Ağız ve diş sağlığı alanında 10 yıldır özel sektörde görev yapan Hale Nur Kaşıkçı Hacarlıoğlu, pandemi döneminde özel sektörün ve bu sektörde çalışanların karşılaştıkları zorlukları anlattı. Hacarlıoğlu, “Pandemi dönemi herkes için çeşitli açılardan oldukça zor bir dönem oldu, olmaya da devam ediyor. Kimisi işyerini kapatmak zorunda kaldı, kimisi işinden ayrılmak zorunda kaldı. Hastalıktan kendimizi nasıl koruyacağımızı ya da hastaları nasıl koruyacağımızı hızlı bir şekilde öğrenip, adapte olmak zorundaydık” dedi. Tedavilerin uygulanabildiği özel klinik ve hastanelerde fazla çalışmadan kaynaklı yorgunluğa da değinen Hacarlıoğlu, “Hastalığın en yoğun olduğu 2020 bahar aylarında birçok meslektaşımız iş yerlerini kapatıp mola vermek zorunda kaldı. Bizim için en büyük zorluk hastanın maskesini çıkarıp, hastaya 30-40 santim uzakta çalışmaktı. Hem kendimizi hem hastalarımızı korumak adına katı kurallar koyup, sadece acil olan diş tedavilerini kabul ettik. Rutin ortodontik kontrollere, estetik işlemlere ve acil olmayan diğer diş tedavilerine ara vermek zorunda kaldık. Tabii hastalar da tedirgindi. Çünkü diş hekimliği, bulaşma riskinin en fazla olduğu iş alanlarından biri” diye konuştu.

MAĞDUR OLDULAR

Devam edemeyen tedavilere ve bunun sonuçlarına da değinen Hacarlıoğlu şunları söyledi:

“Ağız ve diş sağlığı merkezleri ve üniversite hastaneleri bu dönemde acil tedaviler dışında diğer tedavileri uygulayamadı. Mesela dişleri çekilmiş, protezi hazırlanmış hastalar uzunca bir süre mağdur oldu. Ortodontik tedavi gören hastalar da aynı şekilde hizmet alamadılar. Devlet bünyesindeki merkezlerde çalışan hekim arkadaşlarımız, aktif diş hekimliğini bırakıp filyasyona gitmek zorunda kaldılar. Bu süreç hem hastalar hem de hekimler için zor geçti. Hasta hekim bulamadı, hekimler ise kendi alanları dışındaki hastalarla meşgul olmak zorunda kaldı.”

Normalleşmeye geçiş biraz zaman alacak

Pandemi sürecinde diş tedavilerinin öncesindeki durumuna dönüşünün henüz kolay olmadığını anlatan Hacarlıoğlu, “Peki biz pandemi sürecini nasıl aşacağız?
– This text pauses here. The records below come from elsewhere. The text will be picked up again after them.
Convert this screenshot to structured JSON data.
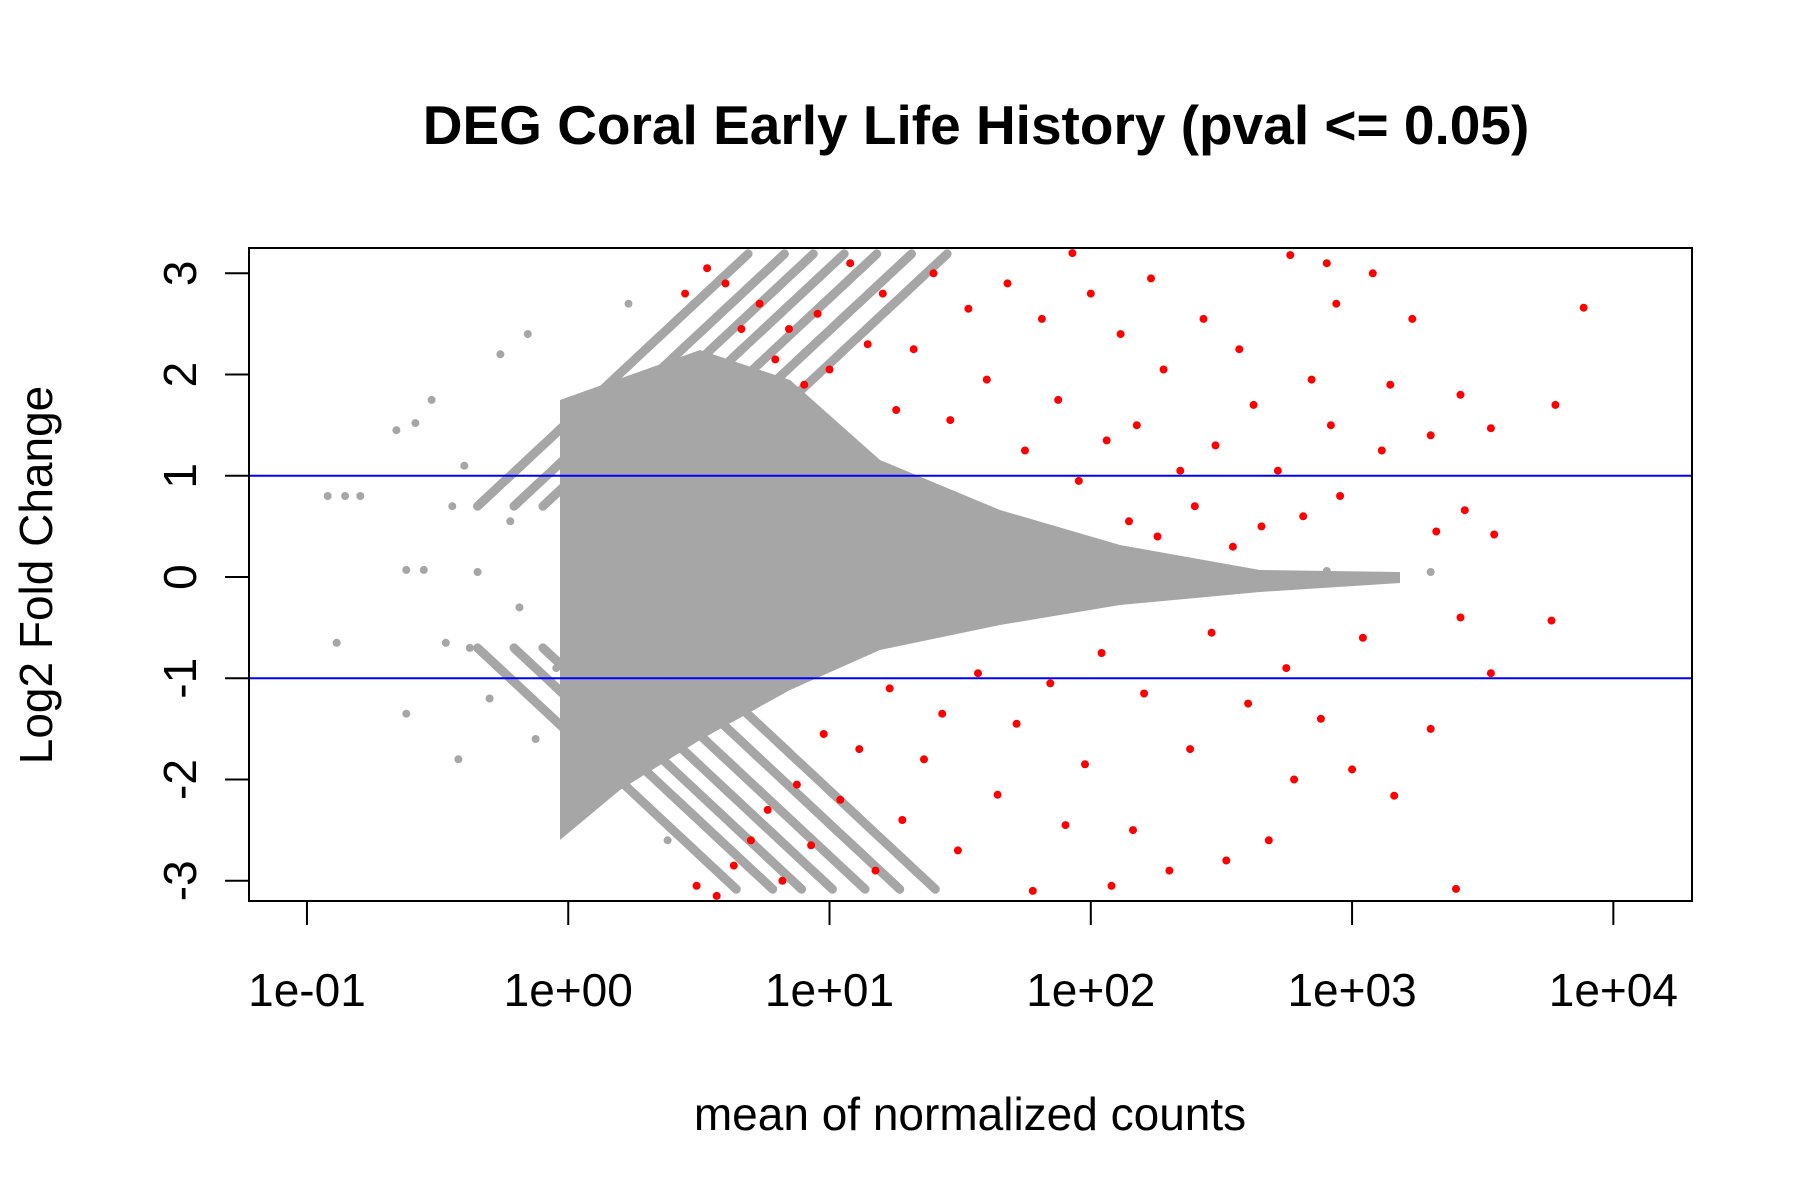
{
  "chart_data": {
    "type": "scatter",
    "title": "DEG Coral Early Life History  (pval <= 0.05)",
    "xlabel": "mean of normalized counts",
    "ylabel": "Log2 Fold Change",
    "x_scale": "log10",
    "xlim": [
      0.06,
      20000
    ],
    "ylim": [
      -3.2,
      3.25
    ],
    "x_ticks": [
      {
        "value": 0.1,
        "label": "1e-01"
      },
      {
        "value": 1,
        "label": "1e+00"
      },
      {
        "value": 10,
        "label": "1e+01"
      },
      {
        "value": 100,
        "label": "1e+02"
      },
      {
        "value": 1000,
        "label": "1e+03"
      },
      {
        "value": 10000,
        "label": "1e+04"
      }
    ],
    "y_ticks": [
      {
        "value": -3,
        "label": "-3"
      },
      {
        "value": -2,
        "label": "-2"
      },
      {
        "value": -1,
        "label": "-1"
      },
      {
        "value": 0,
        "label": "0"
      },
      {
        "value": 1,
        "label": "1"
      },
      {
        "value": 2,
        "label": "2"
      },
      {
        "value": 3,
        "label": "3"
      }
    ],
    "hlines": [
      1,
      -1
    ],
    "grid": false,
    "colors": {
      "not_significant": "#a6a6a6",
      "significant": "#ff0000",
      "threshold_line": "#0000ff"
    },
    "series": [
      {
        "color_key": "significant",
        "points": [
          [
            7700,
            2.66
          ],
          [
            6000,
            1.7
          ],
          [
            5800,
            -0.43
          ],
          [
            3400,
            1.47
          ],
          [
            3500,
            0.42
          ],
          [
            3400,
            -0.95
          ],
          [
            2600,
            1.8
          ],
          [
            2500,
            -3.08
          ],
          [
            2700,
            0.66
          ],
          [
            2600,
            -0.4
          ],
          [
            2000,
            1.4
          ],
          [
            2100,
            0.45
          ],
          [
            2000,
            -1.5
          ],
          [
            1700,
            2.55
          ],
          [
            1400,
            1.9
          ],
          [
            1450,
            -2.16
          ],
          [
            1300,
            1.25
          ],
          [
            1200,
            3.0
          ],
          [
            1100,
            -0.6
          ],
          [
            1000,
            -1.9
          ],
          [
            900,
            0.8
          ],
          [
            870,
            2.7
          ],
          [
            830,
            1.5
          ],
          [
            800,
            3.1
          ],
          [
            760,
            -1.4
          ],
          [
            700,
            1.95
          ],
          [
            650,
            0.6
          ],
          [
            600,
            -2.0
          ],
          [
            580,
            3.18
          ],
          [
            560,
            -0.9
          ],
          [
            520,
            1.05
          ],
          [
            480,
            -2.6
          ],
          [
            450,
            0.5
          ],
          [
            420,
            1.7
          ],
          [
            400,
            -1.25
          ],
          [
            370,
            2.25
          ],
          [
            350,
            0.3
          ],
          [
            330,
            -2.8
          ],
          [
            300,
            1.3
          ],
          [
            290,
            -0.55
          ],
          [
            270,
            2.55
          ],
          [
            250,
            0.7
          ],
          [
            240,
            -1.7
          ],
          [
            220,
            1.05
          ],
          [
            200,
            -2.9
          ],
          [
            190,
            2.05
          ],
          [
            180,
            0.4
          ],
          [
            170,
            2.95
          ],
          [
            160,
            -1.15
          ],
          [
            150,
            1.5
          ],
          [
            145,
            -2.5
          ],
          [
            140,
            0.55
          ],
          [
            130,
            2.4
          ],
          [
            120,
            -3.05
          ],
          [
            115,
            1.35
          ],
          [
            110,
            -0.75
          ],
          [
            100,
            2.8
          ],
          [
            95,
            -1.85
          ],
          [
            90,
            0.95
          ],
          [
            85,
            3.2
          ],
          [
            80,
            -2.45
          ],
          [
            75,
            1.75
          ],
          [
            70,
            -1.05
          ],
          [
            65,
            2.55
          ],
          [
            60,
            -3.1
          ],
          [
            56,
            1.25
          ],
          [
            52,
            -1.45
          ],
          [
            48,
            2.9
          ],
          [
            44,
            -2.15
          ],
          [
            40,
            1.95
          ],
          [
            37,
            -0.95
          ],
          [
            34,
            2.65
          ],
          [
            31,
            -2.7
          ],
          [
            29,
            1.55
          ],
          [
            27,
            -1.35
          ],
          [
            25,
            3.0
          ],
          [
            23,
            -1.8
          ],
          [
            21,
            2.25
          ],
          [
            19,
            -2.4
          ],
          [
            18,
            1.65
          ],
          [
            17,
            -1.1
          ],
          [
            16,
            2.8
          ],
          [
            15,
            -2.9
          ],
          [
            14,
            2.3
          ],
          [
            13,
            -1.7
          ],
          [
            12,
            3.1
          ],
          [
            11,
            -2.2
          ],
          [
            10,
            2.05
          ],
          [
            9.5,
            -1.55
          ],
          [
            9,
            2.6
          ],
          [
            8.5,
            -2.65
          ],
          [
            8,
            1.9
          ],
          [
            7.5,
            -2.05
          ],
          [
            7,
            2.45
          ],
          [
            6.6,
            -3.0
          ],
          [
            6.2,
            2.15
          ],
          [
            5.8,
            -2.3
          ],
          [
            5.4,
            2.7
          ],
          [
            5,
            -2.6
          ],
          [
            4.6,
            2.45
          ],
          [
            4.3,
            -2.85
          ],
          [
            4,
            2.9
          ],
          [
            3.7,
            -3.15
          ],
          [
            3.4,
            3.05
          ],
          [
            3.1,
            -3.05
          ],
          [
            2.8,
            2.8
          ]
        ]
      },
      {
        "color_key": "not_significant",
        "points": [
          [
            0.12,
            0.8
          ],
          [
            0.14,
            0.8
          ],
          [
            0.16,
            0.8
          ],
          [
            0.13,
            -0.65
          ],
          [
            0.24,
            0.07
          ],
          [
            0.28,
            0.07
          ],
          [
            0.22,
            1.45
          ],
          [
            0.26,
            1.52
          ],
          [
            0.3,
            1.75
          ],
          [
            0.24,
            -1.35
          ],
          [
            0.34,
            -0.65
          ],
          [
            0.36,
            0.7
          ],
          [
            0.4,
            1.1
          ],
          [
            0.42,
            -0.7
          ],
          [
            0.45,
            0.05
          ],
          [
            0.38,
            -1.8
          ],
          [
            0.5,
            -1.2
          ],
          [
            0.55,
            2.2
          ],
          [
            0.6,
            0.55
          ],
          [
            0.65,
            -0.3
          ],
          [
            0.7,
            2.4
          ],
          [
            0.75,
            -1.6
          ],
          [
            0.8,
            1.3
          ],
          [
            0.9,
            -0.9
          ],
          [
            1.0,
            0.2
          ],
          [
            1.1,
            1.6
          ],
          [
            1.2,
            -2.1
          ],
          [
            1.3,
            0.9
          ],
          [
            1.5,
            -0.4
          ],
          [
            1.7,
            2.7
          ],
          [
            1.9,
            -1.3
          ],
          [
            2.1,
            0.5
          ],
          [
            2.4,
            -2.6
          ],
          [
            2.7,
            1.1
          ],
          [
            3.0,
            -0.7
          ],
          [
            3.5,
            0.1
          ],
          [
            4,
            1.2
          ],
          [
            4.5,
            -1.0
          ],
          [
            5,
            0.6
          ],
          [
            6,
            -0.3
          ],
          [
            7,
            0.8
          ],
          [
            8,
            -0.6
          ],
          [
            10,
            0.4
          ],
          [
            12,
            -0.35
          ],
          [
            15,
            0.5
          ],
          [
            20,
            0.2
          ],
          [
            25,
            -0.3
          ],
          [
            30,
            0.35
          ],
          [
            40,
            -0.2
          ],
          [
            50,
            0.25
          ],
          [
            60,
            -0.15
          ],
          [
            80,
            0.18
          ],
          [
            100,
            -0.1
          ],
          [
            150,
            0.12
          ],
          [
            200,
            -0.08
          ],
          [
            300,
            0.1
          ],
          [
            500,
            -0.05
          ],
          [
            800,
            0.06
          ],
          [
            1200,
            -0.03
          ],
          [
            2000,
            0.05
          ]
        ]
      }
    ]
  }
}
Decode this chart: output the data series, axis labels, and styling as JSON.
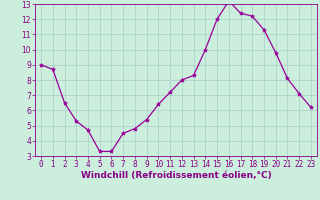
{
  "x": [
    0,
    1,
    2,
    3,
    4,
    5,
    6,
    7,
    8,
    9,
    10,
    11,
    12,
    13,
    14,
    15,
    16,
    17,
    18,
    19,
    20,
    21,
    22,
    23
  ],
  "y": [
    9.0,
    8.7,
    6.5,
    5.3,
    4.7,
    3.3,
    3.3,
    4.5,
    4.8,
    5.4,
    6.4,
    7.2,
    8.0,
    8.3,
    10.0,
    12.0,
    13.2,
    12.4,
    12.2,
    11.3,
    9.8,
    8.1,
    7.1,
    6.2
  ],
  "line_color": "#990099",
  "marker": "*",
  "marker_size": 3,
  "bg_color": "#cceedd",
  "grid_color": "#aacccc",
  "xlabel": "Windchill (Refroidissement éolien,°C)",
  "xlim": [
    -0.5,
    23.5
  ],
  "ylim": [
    3,
    13
  ],
  "yticks": [
    3,
    4,
    5,
    6,
    7,
    8,
    9,
    10,
    11,
    12,
    13
  ],
  "xticks": [
    0,
    1,
    2,
    3,
    4,
    5,
    6,
    7,
    8,
    9,
    10,
    11,
    12,
    13,
    14,
    15,
    16,
    17,
    18,
    19,
    20,
    21,
    22,
    23
  ],
  "tick_color": "#880088",
  "label_color": "#880088",
  "tick_fontsize": 5.5,
  "xlabel_fontsize": 6.5
}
Aşılanarak. Toplumun büyük bir kesimi aşılanırsa, bulaşı olsa bile daha kolay atlatılacağı, ölüm riskinin azaldığını uluslararası birçok raporda kanıtlandı. Tekrar kapanma olmadan hem hastalar hem de hekimler için bu dönem daha rahat atlatılabilir. Hastalığı bir anda yok edemeyiz ama aşılanırsak, önümüzdeki dönemlerde yavaş yavaş gerçek normalleşmeye başlayabiliriz” diye konuştu.